Иргаш решил пойти в открытую. Он подумал: «Чем больше стесняешься, тем хуже. Лавочников надо щелкать в лоб, тогда они умнеют». Он подошел к Мулла-Бабе и сказал ему:

- Ты единственный здесь, с которым я могу говорить по праву равного. Ты - ум. Я - сила. Объясни мне: почему вы держите Хамдама?

Мулла-Баба пожал плечами и сказал, что Хамдам - член улемы и по ее постановлению ему поручено составить отряд. Очевидно, улема думает, что Иргашу нужен помощник, и вот - в качестве этого помощника избран Хамдам.

- Это не ответ! - сказал Иргаш. - В одном котле две головы не уварятся.

- Я обещаю тебе… - торжественно и громко начал Мулла-Баба, скользя глазами по собранию, и потом вдруг перешел на шепот: - Когда ты кончишь дело, Хамдама при тебе не будет. Но нельзя в решительный час затевать свару. У Хамдама тоже есть люди. Этого мы не должны забывать. У Хамдама есть уши. Поэтому не будем говорить громко! Я понимаю, что в одном котле две головы не уварятся. Будь спокоен! Я понимаю, и не только я… Все понимают, но всему свое время.

- Вы понимаете это и хотите жить в доме, где нет столбов. Вы тоже заражены модным духом. Ты бы, Мулла-Баба, лучше вспомнил другие времена! Тогда был порядок. Тогда кокандское клеймо говорило о власти. А теперь вы тоже захотели царствовать? Жадины! - громко сказал Иргаш и прибавил с ядовитой усмешкой: - Не забудьте, когда в стаде много пастухов, овцы дохнут! Я один. Но я не говорю шепотом и никого не боюсь.

Он отвернулся от Мулла-Бабы. Тот подал знак, и все улемисты и джигиты вышли из кабинета. Остался лишь порученец Насыров да Мулла-Баба.
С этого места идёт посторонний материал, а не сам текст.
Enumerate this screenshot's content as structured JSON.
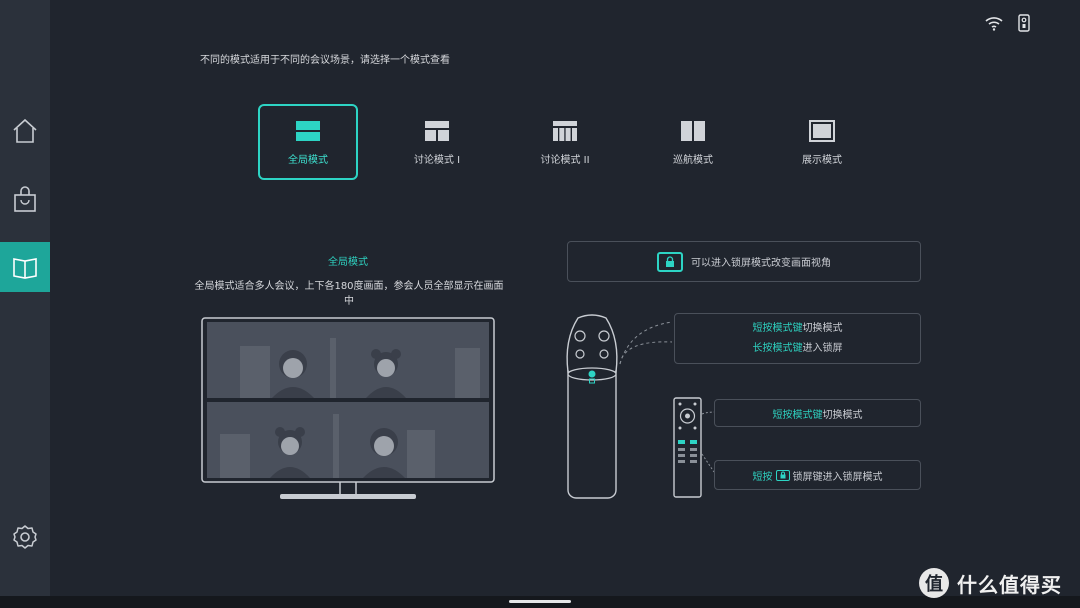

Мулла-Баба подошел к Иргашу, как наставник подходит к своему воспитаннику, и, положив руку ему на плечо, тихо сказал:

- Глупый! Только делай! И все будет твое. Все лишнее уварится в нашем котле.

Козак Насыров, самый излюбленный и самый приближенный порученец, спокойно, не шевелясь, точно мертвый, стоял в пространстве между окнами, за креслом начальника. Два рысьих глаза киргиза заметили всё: поклоны и вздохи, гримасы и сомнения, страх и растерянность уходивших, недовольство и лесть Мулла-Бабы. Так же, как Иргаш, он понимал, что лавочникам, пожалуй, не с руки опасный бродяга, возмечтавший о ханстве.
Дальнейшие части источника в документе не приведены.